I grew up in Colorado, and am accustomed to hiking in areas where you really shouldn’t go off trail. Not just because of the risk to your body or ticks or anything like that, but because sometimes when you hike off trail you risk damaging the ecosystem. Hiking in Moab, Utah, you will see many signs that tell you to stay on trail because you will destroy plants and life if you decide to go off trail. In places that seem to have more robust ecosystems it seems like maybe that isn’t as important, and, for the occasional visitor it probably isn’t, but if lots of people go off trail at the same places, you will carve out a new trail and any of the plants and insects who lived there will be displaced and destroyed. We may want to question “why do I have to stay on this path? It’s so beautiful over there!”, but sometimes we really do need to stay on the path, to follow the route others have taken habitually, in an effort to do as little harm as possible.
Going back to the walks each morning, however, it is wonderful how many little friends I am making, seeing all these same birds and insects each day. I don’t know if they are the same exact ones each time, but I do suspect it is the same sparrows, the same rabbits, the same groundhogs. Of course, this brings me back to the Spell of the Sensuous by David Abram. Connecting to this tiny microcosm of other beings, daily, at the same times of day, I am connecting to something bigger than myself, allowing these other lifeforms to inform my patterns of movement, my patterns of thinking, my patterns of knowledge making. I miss them if they are not where I expect them to be, and I am possibly fooling myself, but it also seems like they are becoming more comfortable with me in their space as well. The sparrows are slower to fly away. I doubt they would ever stop flying away when I got close, but they are no longer leaving immediately when they spot me.

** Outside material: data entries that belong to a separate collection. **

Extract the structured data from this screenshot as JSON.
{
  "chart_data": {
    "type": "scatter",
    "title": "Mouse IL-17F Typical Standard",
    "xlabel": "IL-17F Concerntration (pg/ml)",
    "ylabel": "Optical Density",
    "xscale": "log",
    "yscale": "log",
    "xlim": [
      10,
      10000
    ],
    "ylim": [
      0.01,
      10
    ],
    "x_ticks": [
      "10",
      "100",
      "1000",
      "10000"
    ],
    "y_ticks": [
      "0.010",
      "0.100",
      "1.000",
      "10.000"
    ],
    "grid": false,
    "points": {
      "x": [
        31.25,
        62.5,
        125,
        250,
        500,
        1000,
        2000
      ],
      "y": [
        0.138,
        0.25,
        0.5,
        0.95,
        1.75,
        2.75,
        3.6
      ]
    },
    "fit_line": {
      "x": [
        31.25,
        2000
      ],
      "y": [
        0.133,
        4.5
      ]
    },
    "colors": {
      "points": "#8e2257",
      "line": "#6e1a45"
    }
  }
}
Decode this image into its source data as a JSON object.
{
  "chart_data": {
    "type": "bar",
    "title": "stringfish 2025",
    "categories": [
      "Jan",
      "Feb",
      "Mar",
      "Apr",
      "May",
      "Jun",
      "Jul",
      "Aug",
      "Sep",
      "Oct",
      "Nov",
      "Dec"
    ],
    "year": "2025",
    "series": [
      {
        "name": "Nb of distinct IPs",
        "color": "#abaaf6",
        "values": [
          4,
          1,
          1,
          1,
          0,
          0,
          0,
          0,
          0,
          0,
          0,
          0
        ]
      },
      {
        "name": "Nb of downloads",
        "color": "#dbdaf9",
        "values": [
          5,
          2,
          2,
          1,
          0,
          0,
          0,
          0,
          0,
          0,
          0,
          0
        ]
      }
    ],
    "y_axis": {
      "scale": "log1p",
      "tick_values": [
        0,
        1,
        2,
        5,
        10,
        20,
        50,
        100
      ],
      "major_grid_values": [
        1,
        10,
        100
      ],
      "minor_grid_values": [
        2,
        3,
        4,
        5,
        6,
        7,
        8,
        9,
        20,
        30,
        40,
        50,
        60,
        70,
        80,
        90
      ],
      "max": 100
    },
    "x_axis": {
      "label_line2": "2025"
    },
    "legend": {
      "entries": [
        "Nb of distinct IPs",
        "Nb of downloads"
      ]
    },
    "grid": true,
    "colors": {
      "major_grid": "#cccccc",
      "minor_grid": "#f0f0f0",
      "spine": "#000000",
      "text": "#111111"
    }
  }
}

And somehow, listening through my headset helps me to see this, to think through this, to be a part of this. When I left this morning for the first walk without. My gear, these are all the things I missed. Sure, the animals were there, but as I was no longer able to hyper focus without the aid of the microphone, I did not engage quite as deeply, quite as strongly. The extended ear of the microphone allowed me to hear more clearly, even though I could isolate their sounds without any troubles without the microphone before.